Para justificar as opções do governo, cuja recusa em aumentar salários e pensões em linha com a inflação se traduz numa quebra acentuada do poder de compra, a maioria dos economistas aponta dois objetivos que se têm sobreposto: conter o défice orçamental e travar "espirais inflacionistas". Só que ambos fazem pouco sentido no contexto atual.
Por um lado, não há razão para insistir numa redução acentuada do défice quando nos encontramos à beira de uma recessão. A economia portuguesa já dá alguns sinais iniciais de abrandamento (o consumo privado e o investimento caíram no segundo trimestre do ano) e a quebra dos salários reais tenderá a acentuá-lo. Como, para o conjunto da economia, os gastos de uns são o rendimento de outros, a quebra do poder de compra e da procura tem impactos negativos na atividade económica e no emprego, afetando o rendimento disponível. O risco de uma recessão é o que devia preocupar o governo.
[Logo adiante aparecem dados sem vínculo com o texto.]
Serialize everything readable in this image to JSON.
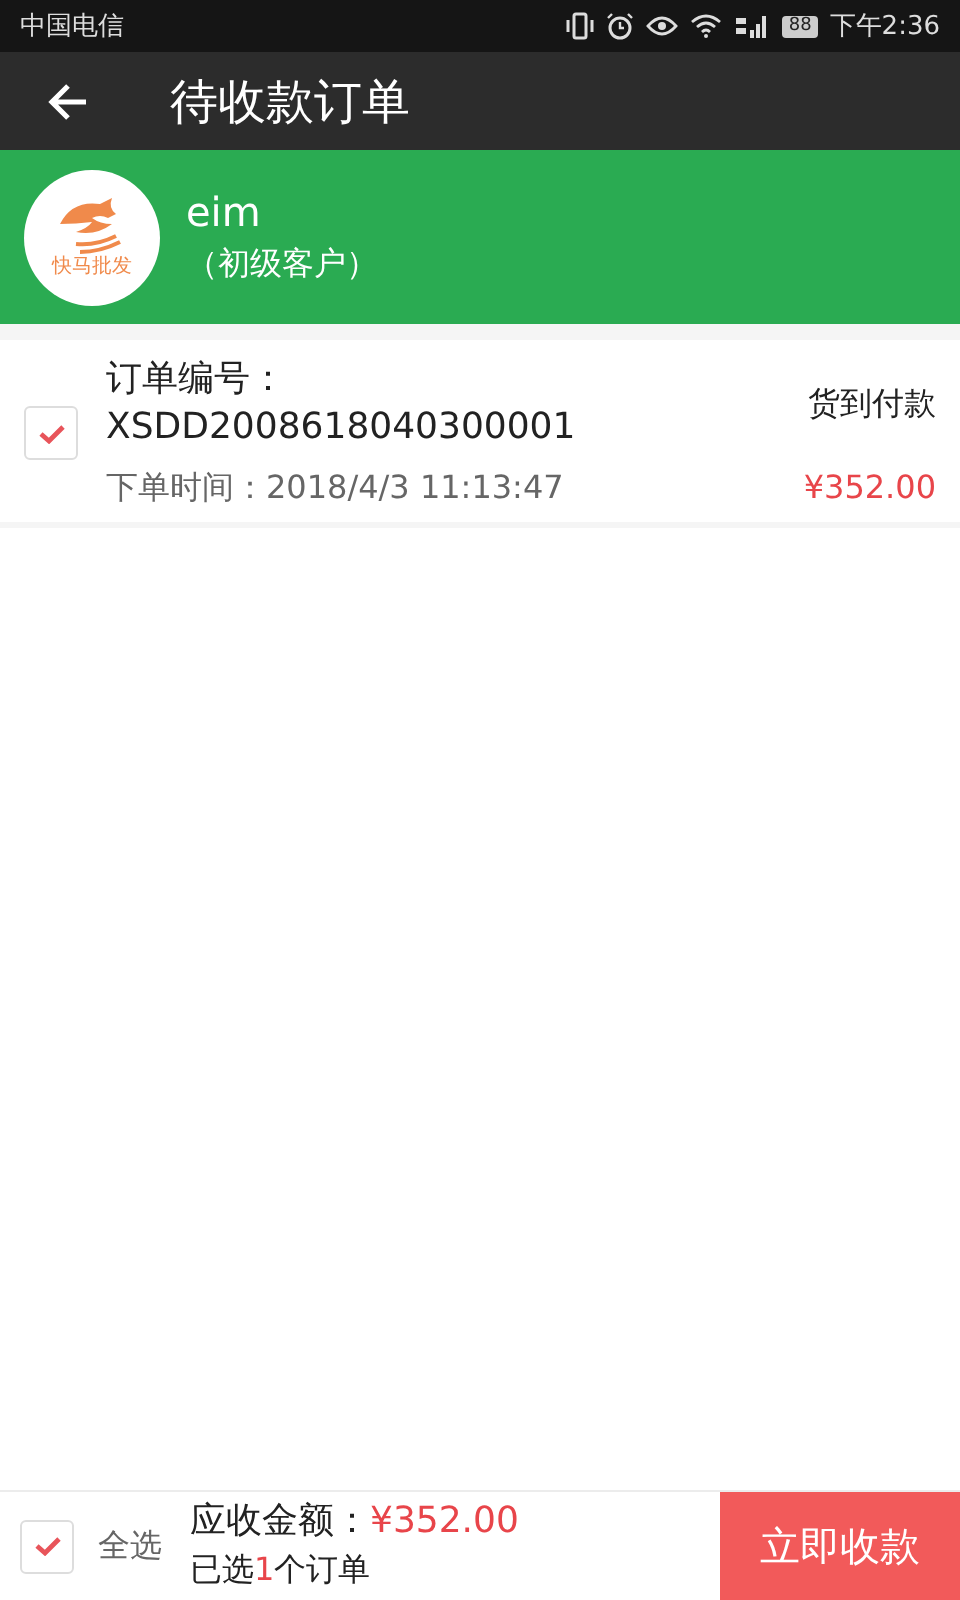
{
  "status_bar": {
    "carrier": "中国电信",
    "battery": "88",
    "time": "下午2:36"
  },
  "app_bar": {
    "title": "待收款订单"
  },
  "customer": {
    "logo_text": "快马批发",
    "name": "eim",
    "level": "（初级客户）"
  },
  "orders": [
    {
      "number_label": "订单编号：",
      "number": "XSDD2008618040300001",
      "payment": "货到付款",
      "time_label": "下单时间：",
      "time": "2018/4/3 11:13:47",
      "amount": "¥352.00",
      "checked": true
    }
  ],
  "footer": {
    "select_all": {
      "label": "全选",
      "checked": true
    },
    "total_label": "应收金额：",
    "total": "¥352.00",
    "selected_prefix": "已选",
    "selected_count": "1",
    "selected_suffix": "个订单",
    "button": "立即收款"
  }
}
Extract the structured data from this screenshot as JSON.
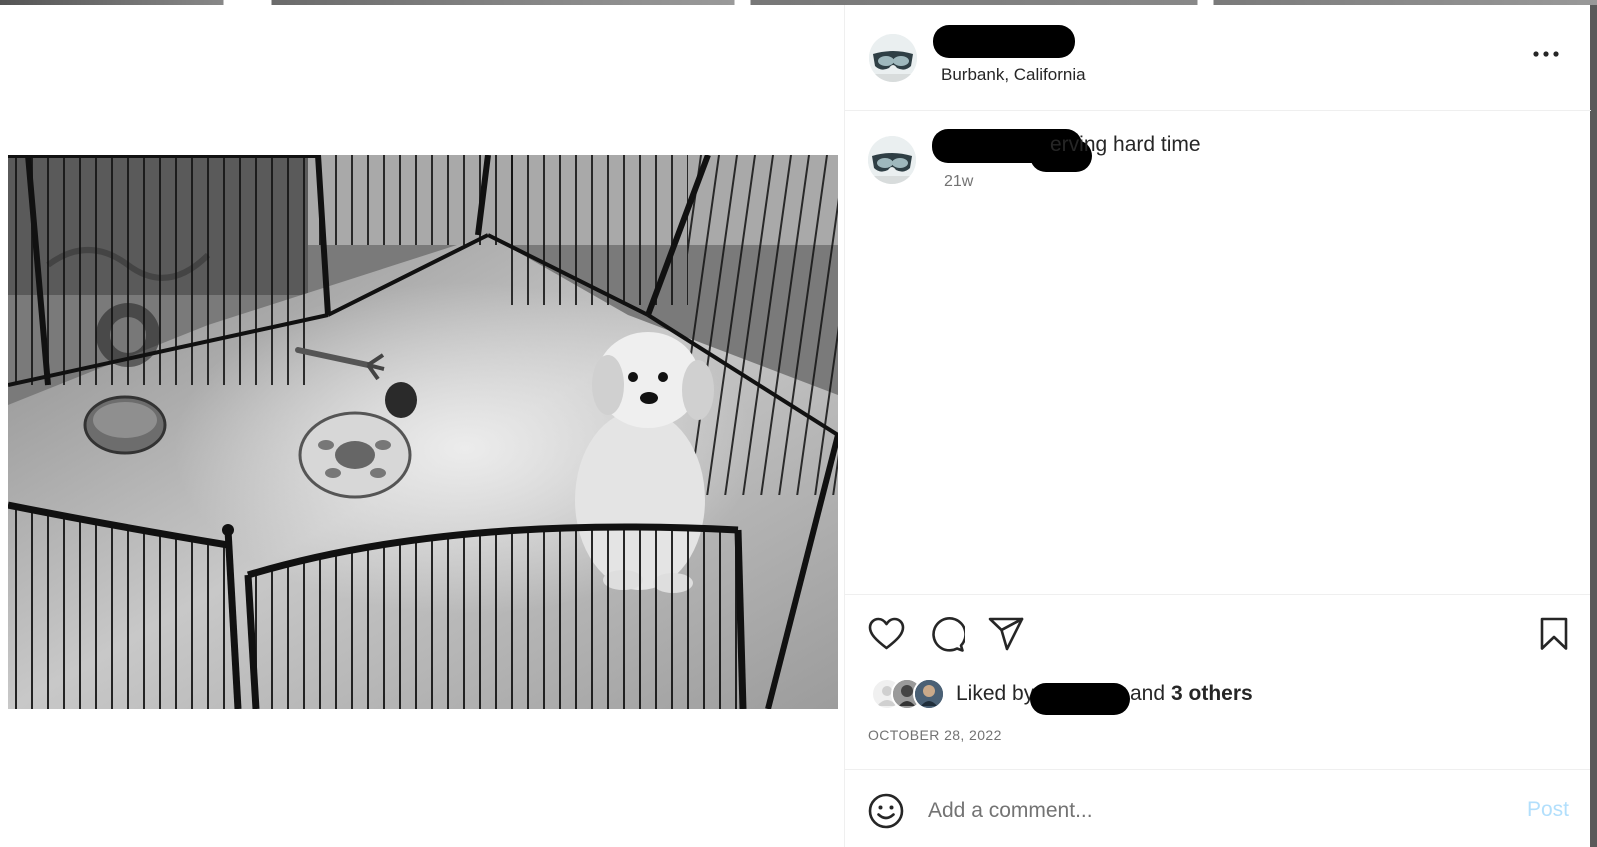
{
  "post": {
    "location": "Burbank, California",
    "caption_visible": "erving hard time",
    "age": "21w",
    "date": "OCTOBER 28, 2022"
  },
  "likes": {
    "prefix": "Liked by",
    "middle": "and",
    "others": "3 others"
  },
  "comment": {
    "placeholder": "Add a comment...",
    "post_label": "Post"
  },
  "icons": {
    "more": "more-options-icon",
    "like": "heart-icon",
    "comment": "comment-bubble-icon",
    "share": "paper-plane-icon",
    "save": "bookmark-icon",
    "emoji": "smiley-icon"
  },
  "colors": {
    "text": "#262626",
    "secondary": "#737373",
    "post_disabled": "#b2dffc",
    "border": "#efefef"
  }
}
Por outro, os receios acerca de uma espiral inflacionista - isto é, uma dinâmica de aumentos salariais que agravaria a subida dos preços - são simplesmente infundados. Não só não há evidência empírica que suporte essa relação, como não há motivos para pensar que a compressão dos salários em Portugal contribua para estancar a subida dos preços da energia, que não resulta de um excesso de procura mas sim de constrangimentos da oferta.
Nenhum destes objetivos justifica o corte real nos salários e nas pensões. Na verdade, ambos refletem a verdadeira estratégia do governo: comprimir os rendimentos da maioria das pessoas e esperar que a inflação passe, enquanto se deixam intocados os lucros extraordinários das grandes empresas e as rendas dos proprietários. Uma década depois do programa de austeridade da direita, tudo isto é familiar.
2 comentários:
Creio que foi por recomendação deste blogue que pedi ao meu livreiro o livro de Paul Krugman, "Discutir com Zombies". Hoje, na minha hora de almoço li mais um pouco e na página 130 (artgo de novembro de 2008) leio, "Quando a economia da depressão domina, as regras habituais da política económica já não se aplicam: a virtude torna-se vício, a precaução é arriscada e a prudência é tolice". Será que repetir continuadamente é burrice dos "ddt" ou é por sadismo?
Diria que é sobretudo por interesses de classe.